Stadio Dino Manuzzi. Jak nie z Włoch, bo przecież nie ma bieżni! Typowo piłkarska arena, wielu może jej w Italii Cesenie pozazdrościć.
Basoli zaryglował swoje pole karne, stracił prawie najmniej bramek w lidze (tylko Palermo było w tej kwestii lepsze), awansował do Serie A. Strzelili raptem 45 goli przez cały sezon, a mimo to udało się. Efektywność, a nie efektowność, to mogłoby być zdanie klucz do stylu Basoliego.

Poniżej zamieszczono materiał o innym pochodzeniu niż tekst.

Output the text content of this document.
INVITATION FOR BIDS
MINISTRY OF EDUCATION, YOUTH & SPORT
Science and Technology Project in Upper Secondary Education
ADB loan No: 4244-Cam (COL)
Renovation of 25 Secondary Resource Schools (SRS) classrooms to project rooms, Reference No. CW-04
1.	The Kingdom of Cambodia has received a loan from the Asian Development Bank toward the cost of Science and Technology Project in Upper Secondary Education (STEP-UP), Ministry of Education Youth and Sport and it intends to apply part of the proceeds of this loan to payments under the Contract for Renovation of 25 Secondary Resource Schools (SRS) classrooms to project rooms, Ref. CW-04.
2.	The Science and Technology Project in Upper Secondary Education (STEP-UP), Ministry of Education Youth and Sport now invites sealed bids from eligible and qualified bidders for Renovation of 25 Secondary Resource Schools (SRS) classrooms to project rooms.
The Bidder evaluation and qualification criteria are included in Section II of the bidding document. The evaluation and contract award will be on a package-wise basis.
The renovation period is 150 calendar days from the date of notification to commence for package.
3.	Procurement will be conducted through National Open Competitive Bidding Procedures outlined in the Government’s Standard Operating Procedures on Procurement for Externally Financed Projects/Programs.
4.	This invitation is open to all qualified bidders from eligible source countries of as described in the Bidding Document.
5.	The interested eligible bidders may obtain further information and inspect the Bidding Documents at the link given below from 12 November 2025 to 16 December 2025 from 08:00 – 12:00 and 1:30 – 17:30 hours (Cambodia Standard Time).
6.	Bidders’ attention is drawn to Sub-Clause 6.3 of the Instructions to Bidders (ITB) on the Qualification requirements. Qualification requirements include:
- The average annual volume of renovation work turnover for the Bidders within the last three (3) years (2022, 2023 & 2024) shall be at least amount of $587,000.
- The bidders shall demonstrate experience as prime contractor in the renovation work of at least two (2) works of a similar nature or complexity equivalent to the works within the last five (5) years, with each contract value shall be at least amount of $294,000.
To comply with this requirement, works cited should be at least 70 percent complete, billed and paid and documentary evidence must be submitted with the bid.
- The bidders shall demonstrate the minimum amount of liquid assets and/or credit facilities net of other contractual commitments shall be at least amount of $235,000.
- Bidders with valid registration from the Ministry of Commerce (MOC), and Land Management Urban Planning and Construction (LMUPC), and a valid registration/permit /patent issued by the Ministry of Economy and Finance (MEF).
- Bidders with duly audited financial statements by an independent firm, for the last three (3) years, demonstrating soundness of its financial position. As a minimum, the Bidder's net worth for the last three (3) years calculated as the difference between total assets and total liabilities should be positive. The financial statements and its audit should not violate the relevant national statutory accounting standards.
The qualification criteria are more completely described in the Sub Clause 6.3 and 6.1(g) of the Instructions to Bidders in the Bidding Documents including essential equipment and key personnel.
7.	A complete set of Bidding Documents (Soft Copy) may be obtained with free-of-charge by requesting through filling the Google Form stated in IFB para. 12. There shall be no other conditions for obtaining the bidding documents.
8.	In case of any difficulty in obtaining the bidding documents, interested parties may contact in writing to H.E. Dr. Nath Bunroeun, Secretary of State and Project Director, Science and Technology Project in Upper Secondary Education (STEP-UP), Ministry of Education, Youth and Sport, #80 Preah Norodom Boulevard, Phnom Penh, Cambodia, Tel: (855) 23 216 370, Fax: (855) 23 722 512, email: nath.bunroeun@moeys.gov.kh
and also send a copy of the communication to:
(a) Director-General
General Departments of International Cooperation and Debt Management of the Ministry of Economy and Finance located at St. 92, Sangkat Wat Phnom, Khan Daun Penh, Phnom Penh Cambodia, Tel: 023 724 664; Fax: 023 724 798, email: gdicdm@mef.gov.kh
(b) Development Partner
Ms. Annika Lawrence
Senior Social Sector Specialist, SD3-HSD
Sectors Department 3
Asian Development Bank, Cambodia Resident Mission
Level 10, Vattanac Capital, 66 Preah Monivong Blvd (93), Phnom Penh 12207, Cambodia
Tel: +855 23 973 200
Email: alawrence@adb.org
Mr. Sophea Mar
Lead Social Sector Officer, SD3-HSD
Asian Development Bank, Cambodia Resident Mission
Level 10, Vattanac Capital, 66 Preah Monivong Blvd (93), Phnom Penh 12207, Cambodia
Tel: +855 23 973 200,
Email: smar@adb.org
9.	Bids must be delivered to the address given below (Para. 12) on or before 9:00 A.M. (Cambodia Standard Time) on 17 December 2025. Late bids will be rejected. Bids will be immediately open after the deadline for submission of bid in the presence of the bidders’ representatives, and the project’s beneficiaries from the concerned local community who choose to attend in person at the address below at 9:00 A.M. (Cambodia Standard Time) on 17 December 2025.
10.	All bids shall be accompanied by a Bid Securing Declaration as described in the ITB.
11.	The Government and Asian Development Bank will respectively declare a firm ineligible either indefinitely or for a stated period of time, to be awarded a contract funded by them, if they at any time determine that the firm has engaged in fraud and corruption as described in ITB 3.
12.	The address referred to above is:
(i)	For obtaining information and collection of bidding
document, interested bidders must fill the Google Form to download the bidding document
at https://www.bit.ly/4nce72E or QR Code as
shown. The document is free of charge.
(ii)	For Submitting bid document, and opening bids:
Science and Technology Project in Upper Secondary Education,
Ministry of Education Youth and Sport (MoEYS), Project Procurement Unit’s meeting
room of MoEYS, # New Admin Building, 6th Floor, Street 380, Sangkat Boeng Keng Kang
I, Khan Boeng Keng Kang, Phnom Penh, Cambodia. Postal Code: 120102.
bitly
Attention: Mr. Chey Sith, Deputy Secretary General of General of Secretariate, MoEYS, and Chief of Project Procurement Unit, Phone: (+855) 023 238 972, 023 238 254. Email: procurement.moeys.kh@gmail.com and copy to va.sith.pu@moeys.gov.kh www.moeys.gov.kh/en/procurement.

Ale przecież potrzebował on wykonawców, a pieniędzy nie było. Jeszcze przed startem poprzedniego sezonu Cesena sprzedała graczy za kwotę 4 milionów euro, z czego wydała raptem… 200.000 euro. Postawili jednak odważnie na wypożyczenia. Kolejny ruch, z którym w Polsce większość właścicieli jest słabo oswojonych. Basoli wypożyczał zawodników także doświadczonych, którzy nie łapali się w swoich zespołach, u nas takie transakcje dotyczą praktycznie wyłącznie graczy młodych. Polityka sprawdziła się, tanio skompletował kadrę zgraną (pięciu zawodników pożyczonych z Atalanty!), a będącą odpowiednim miksem młodości i doświadczenia.
W tym sezonie, część starszych graczy, którzy dobrze radzili sobie w Serie B, zostało wykupionych. Nie wtopiono z góry w niekorzystne kontrakty, tylko dano się wykazać także i teoretycznie znanym już piłkarzom. Dopiero gdy udowodnili, że pasują do nowego otoczenia, dano zielone światło na normalny kontrakt. W Lubinie właśnie powinni wyciągać notesy.
Nie będziemy was kitować: problemy nie zniknęły jak za dotknięciem czarodziejskiej różdżki po awansie do Serie A. Cesena ma 30 milionów euro długu. Ale jest on rozłożony na sensowne do spłacania raty, choć okres dziesięciu lat to w piłce cała epoka. Oczywiście, pozostanie wśród najlepszych znacznie by ten proces mogło przyspieszyć. Niektórzy mówią: Cesena potrzebuje cudu, drugi sezon z rzędu. My raczej wolimy powiedzieć: potrzebuje konsekwencji, dalszego postępowania według wyznaczonych sobie zasad, a które okazały się trafione.
Na otwarcie ligi, Basoli przechytrzył Parmę i wygrał 1:0. Za chwilę grają u siebie z Empoli i w razie zwycięstwa, mogą ogrzać się przez chwilę na wysokich miejscach tabeli.